(Serves 4)
Ingredients:
4 sustainable firm white fish fillets or loins (cod or haddock)
50g plain flour seasoned
2 eggs beaten
60g breadcrumbs
50g Parmesan cheese grated (optional)
2-3 large sweet potatoes cut into wedges
2 tbs oilve oil
100g smoked pancetta
300g frozen peas defrosted
2-3 spring onions finely sliced
1tbs fresh mint chopped (or 1 tsp mint sauce)
Small squeeze lemon juice
For the tartare sauce:
4 tbsp mayonnaise
½ tsp Dijon mustard
3-4 cornichons, finely chopped
1 tbs flat leaf parsley, chopped
Small squeeze lemon juice
1 lemon, cut into wedges for serving

Method:
1. Dip the fish into the seasoned flour, then the beaten egg and finally the breadcrumbs mixed with the grated parmesan.
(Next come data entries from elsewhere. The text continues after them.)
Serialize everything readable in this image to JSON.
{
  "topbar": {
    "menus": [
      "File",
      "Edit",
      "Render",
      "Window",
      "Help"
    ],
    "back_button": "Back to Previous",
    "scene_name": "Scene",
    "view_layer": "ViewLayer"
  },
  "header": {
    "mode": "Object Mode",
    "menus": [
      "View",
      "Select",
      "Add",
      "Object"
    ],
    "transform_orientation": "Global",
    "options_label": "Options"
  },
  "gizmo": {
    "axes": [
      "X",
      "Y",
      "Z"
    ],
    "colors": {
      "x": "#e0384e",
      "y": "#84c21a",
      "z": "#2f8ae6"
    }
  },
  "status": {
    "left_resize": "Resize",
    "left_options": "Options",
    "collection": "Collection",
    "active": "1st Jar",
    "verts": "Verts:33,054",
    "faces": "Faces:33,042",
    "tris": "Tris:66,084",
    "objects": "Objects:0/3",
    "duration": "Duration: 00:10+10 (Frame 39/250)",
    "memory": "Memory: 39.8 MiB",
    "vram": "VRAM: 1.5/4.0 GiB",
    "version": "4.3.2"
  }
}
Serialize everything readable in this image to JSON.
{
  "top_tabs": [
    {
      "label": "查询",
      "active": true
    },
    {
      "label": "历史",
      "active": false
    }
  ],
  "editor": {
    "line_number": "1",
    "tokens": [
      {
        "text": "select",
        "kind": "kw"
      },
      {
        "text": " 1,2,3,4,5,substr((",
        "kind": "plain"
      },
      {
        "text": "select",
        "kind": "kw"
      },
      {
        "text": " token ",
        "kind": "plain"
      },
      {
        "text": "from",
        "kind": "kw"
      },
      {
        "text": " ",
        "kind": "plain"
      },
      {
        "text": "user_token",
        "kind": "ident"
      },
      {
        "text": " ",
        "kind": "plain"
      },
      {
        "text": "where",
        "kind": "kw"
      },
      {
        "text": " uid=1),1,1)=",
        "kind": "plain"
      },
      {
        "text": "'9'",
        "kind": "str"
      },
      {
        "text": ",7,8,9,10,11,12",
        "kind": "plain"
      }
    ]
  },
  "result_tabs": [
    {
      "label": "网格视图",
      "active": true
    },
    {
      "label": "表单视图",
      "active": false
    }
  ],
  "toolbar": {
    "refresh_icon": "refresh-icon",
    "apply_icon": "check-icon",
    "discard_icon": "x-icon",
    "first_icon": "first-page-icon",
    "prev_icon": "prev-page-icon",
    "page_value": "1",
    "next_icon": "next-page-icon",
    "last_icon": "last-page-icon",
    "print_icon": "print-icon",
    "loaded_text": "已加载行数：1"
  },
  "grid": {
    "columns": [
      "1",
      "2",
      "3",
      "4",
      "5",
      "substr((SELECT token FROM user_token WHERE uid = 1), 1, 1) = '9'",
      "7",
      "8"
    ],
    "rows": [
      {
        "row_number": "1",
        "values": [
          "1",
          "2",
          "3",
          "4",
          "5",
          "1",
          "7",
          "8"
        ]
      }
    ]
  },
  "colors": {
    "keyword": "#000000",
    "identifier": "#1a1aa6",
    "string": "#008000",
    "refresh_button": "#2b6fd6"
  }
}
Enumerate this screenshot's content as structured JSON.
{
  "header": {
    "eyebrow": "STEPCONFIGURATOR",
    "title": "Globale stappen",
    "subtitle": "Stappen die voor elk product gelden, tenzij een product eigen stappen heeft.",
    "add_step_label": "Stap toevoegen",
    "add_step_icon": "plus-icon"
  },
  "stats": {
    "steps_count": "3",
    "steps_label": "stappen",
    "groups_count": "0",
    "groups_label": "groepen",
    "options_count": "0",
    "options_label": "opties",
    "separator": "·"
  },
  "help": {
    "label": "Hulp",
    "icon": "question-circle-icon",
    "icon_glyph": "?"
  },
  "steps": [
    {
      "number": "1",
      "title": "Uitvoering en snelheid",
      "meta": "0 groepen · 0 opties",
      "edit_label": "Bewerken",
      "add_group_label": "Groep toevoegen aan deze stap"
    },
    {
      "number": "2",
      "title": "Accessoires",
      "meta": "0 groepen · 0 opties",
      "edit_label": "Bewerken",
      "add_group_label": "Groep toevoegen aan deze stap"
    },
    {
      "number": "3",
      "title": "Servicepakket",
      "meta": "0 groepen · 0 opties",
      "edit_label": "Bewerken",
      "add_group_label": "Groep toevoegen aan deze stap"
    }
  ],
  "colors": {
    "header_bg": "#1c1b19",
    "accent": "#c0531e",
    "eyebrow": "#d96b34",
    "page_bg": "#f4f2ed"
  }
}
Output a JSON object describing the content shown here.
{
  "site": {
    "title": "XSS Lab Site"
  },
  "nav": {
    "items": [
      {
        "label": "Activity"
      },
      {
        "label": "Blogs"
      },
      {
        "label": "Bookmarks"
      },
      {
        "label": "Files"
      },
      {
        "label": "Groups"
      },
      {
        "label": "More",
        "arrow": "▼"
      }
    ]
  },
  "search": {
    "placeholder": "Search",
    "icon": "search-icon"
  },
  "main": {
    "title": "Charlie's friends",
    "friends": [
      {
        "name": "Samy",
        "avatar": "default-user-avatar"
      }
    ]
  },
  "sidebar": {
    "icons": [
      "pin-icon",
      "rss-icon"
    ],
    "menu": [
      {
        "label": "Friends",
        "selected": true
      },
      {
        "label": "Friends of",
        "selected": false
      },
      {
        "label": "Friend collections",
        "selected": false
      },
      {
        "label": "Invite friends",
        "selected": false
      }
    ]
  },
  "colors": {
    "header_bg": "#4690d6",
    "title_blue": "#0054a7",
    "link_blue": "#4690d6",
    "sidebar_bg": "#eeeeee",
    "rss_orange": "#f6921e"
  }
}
2. Cook in a frying pan with a shallow layer of vegetable oil for around 6-7 minutes, turning until golden on both sides, drain onto some kitchen paper.
3. Cut the sweet potatoes into wedges then place into a bowl, drizzle with the oil, season with salt and pepper then toss around to make sure they are well coated. Tip onto a baking tray then cook at 200c gas mark 6 for 30-40 minutes.
4. In a pan fry off the pancetta until crispy then add in the peas and heat through before adding the mint, spring onions and lemon juice.
5. Season with salt and pepper.
6. Mix all of the tartare sauce ingredients in a bowl and set aside.